对于较深组织来说,可将麻醉剂更深地注射至目标组织中或全身性投与(例如全身麻醉、硬膜外麻醉或其它已知方法)。
存于本发明溶液中的胆汁酸或胆汁酸盐的浓度可为约0.001-10、0.01-5、或0.1-2%(w/w、w/v、或v/v)。优选地,存于上述溶液中的胆酸或胆酸盐的浓度可为约0.1-5%w/w或更优选为约1%w/w。在某些实施例中,脂肪溶解溶液最多包含100、50、20、10、5、2、1、0.5、0.2、0.05、0.02、或0.01克的一或多种洗涤剂、胆汁酸和/或胆汁酸盐,例如脱氧胆酸或其盐或脱氧胆酸钠。
在优选实施例中,本发明溶液不包括任何脂质、磷脂或磷脂酰胆碱。在某些实施例中,本发明溶液最多包括5%(w/w、w/v、或v/v)脂质、磷脂或磷脂酰胆碱。
在某些实施例中,上述溶液可另外包含选自由以下组成的群组的第二治疗药剂:抗微生物剂、血管收缩药、抗血栓药、抗凝血药、抑泡剂(suds-depressant)、消炎剂、镇痛药、分散剂、抗分散剂、渗透促进剂、类固醇、镇静剂、肌肉松弛剂、和抗腹泻药。在某些实施例中,溶液存于最多可含500mL溶液的容器中。所述容器可为注射器或可装载注射器的容器。

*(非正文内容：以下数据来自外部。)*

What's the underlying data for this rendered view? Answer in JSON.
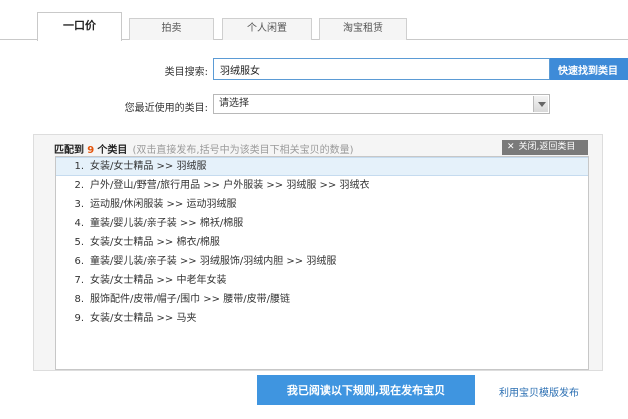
{
  "tabs": [
    {
      "label": "一口价"
    },
    {
      "label": "拍卖"
    },
    {
      "label": "个人闲置"
    },
    {
      "label": "淘宝租赁"
    }
  ],
  "search": {
    "label": "类目搜索:",
    "value": "羽绒服女",
    "button": "快速找到类目"
  },
  "recent": {
    "label": "您最近使用的类目:",
    "selected": "请选择"
  },
  "match": {
    "prefix": "匹配到",
    "count": "9",
    "suffix": "个类目",
    "hint": "(双击直接发布,括号中为该类目下相关宝贝的数量)",
    "close_x": "✕",
    "close_label": "关闭,返回类目"
  },
  "results": [
    {
      "num": "1.",
      "path": "女装/女士精品 >> 羽绒服"
    },
    {
      "num": "2.",
      "path": "户外/登山/野营/旅行用品 >> 户外服装 >> 羽绒服 >> 羽绒衣"
    },
    {
      "num": "3.",
      "path": "运动服/休闲服装 >> 运动羽绒服"
    },
    {
      "num": "4.",
      "path": "童装/婴儿装/亲子装 >> 棉袄/棉服"
    },
    {
      "num": "5.",
      "path": "女装/女士精品 >> 棉衣/棉服"
    },
    {
      "num": "6.",
      "path": "童装/婴儿装/亲子装 >> 羽绒服饰/羽绒内胆 >> 羽绒服"
    },
    {
      "num": "7.",
      "path": "女装/女士精品 >> 中老年女装"
    },
    {
      "num": "8.",
      "path": "服饰配件/皮带/帽子/围巾 >> 腰带/皮带/腰链"
    },
    {
      "num": "9.",
      "path": "女装/女士精品 >> 马夹"
    }
  ],
  "footer": {
    "publish": "我已阅读以下规则,现在发布宝贝",
    "template": "利用宝贝模版发布"
  },
  "colors": {
    "accent": "#3e8bd8",
    "count": "#e4540b",
    "selected_row": "#e5f1fa"
  }
}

在某些实施例中,组合物和方法另外包含已知可通过正交机制消除脂肪的分子。所述分子包括神经肽Y(NPY)受体拮抗剂,包括(但不限于)NPY受体拮抗剂,例如BIBP-3226(阿目金(Amgen))、BIBO-3304(柏林格殷格汗(Boehringer Ingleheim))、BMS-192548和AR-H040922(百时美施贵宝(Bristol-Myers Squibb)、LY-357897(礼来(Eli Lilly))、1229U91和GW438014S(葛兰素史克(GlaxoSmithKline))、JNJ-5207787(强生(Johnson&Johnson))、Lu-AA-44608(灵北(Lundbeck))、MK-0557(默克(Merck)NPY)、NGD-95-1(纽罗根(Neurgogen))、NLX-E201(纽罗吉科斯(Neurologix))、CGP-71683(诺华(Novartis))、PD-160170(辉瑞(Pfizer))、SR-120819A、BIIE0246、和S.A.0204(赛诺菲安万特(SanofiAventis))、S-2367(施永利(Shiongli))、作为NPY受体拮抗剂的二氢吡啶和二氢吡啶衍生物、作为NPY受体拮抗剂的二环化合物、咔唑NPY受体拮抗剂、和作为NPY受体拮抗剂的三环化合物。参见(例如)WO 2006/133160和美国专利第6,313,128号(其包括图在内的全部内容都以引用方式并入本文中)。也涵盖脂肪选择性促凋亡肽,例如寻靶至白色脂肪脉管系统的CKGGRAKDC肽。参见克罗宁M.G.等人,自然医学,6月10(6):625-32(2004)。
在一方面中,本发明涉及减少个体中皮下脂肪沉积的方法。所述方法包含向个体中的皮下脂肪沉积局部投与组合物的步骤,所述组合物包含:(i)脂肪溶解有效量的一或多种药理学活性洗涤剂或胆汁酸和/或胆汁酸盐、或脱氧胆酸或其盐、或脱氧胆酸钠;(ii)医药、兽医、或美容赋形剂;和(iii)(任选地)脂质,其中脂质与胆汁酸或胆汁酸盐的比最高为1%w/w并且其中所述组合物不包括脂肪酶或辅脂肪酶。在某些实施例中,脂肪沉积与选自由以下组成的群组的病况相关:肥胖症、脂肪再分布综合症、眼睑脂肪疝出、脂肪瘤、德尔肯氏病(Dercum′s disease)、脂肪代谢障碍、水牛背部脂肪代谢障碍、颈背面脂肪、内脏脂肪过多、乳房胀大、肥胖过度、身体脂肪在躯干和臂周围扩散、和与蜂窝组织相关的脂肪沉积。在优选实施例中,上述方法不包括对所述个体实施手术。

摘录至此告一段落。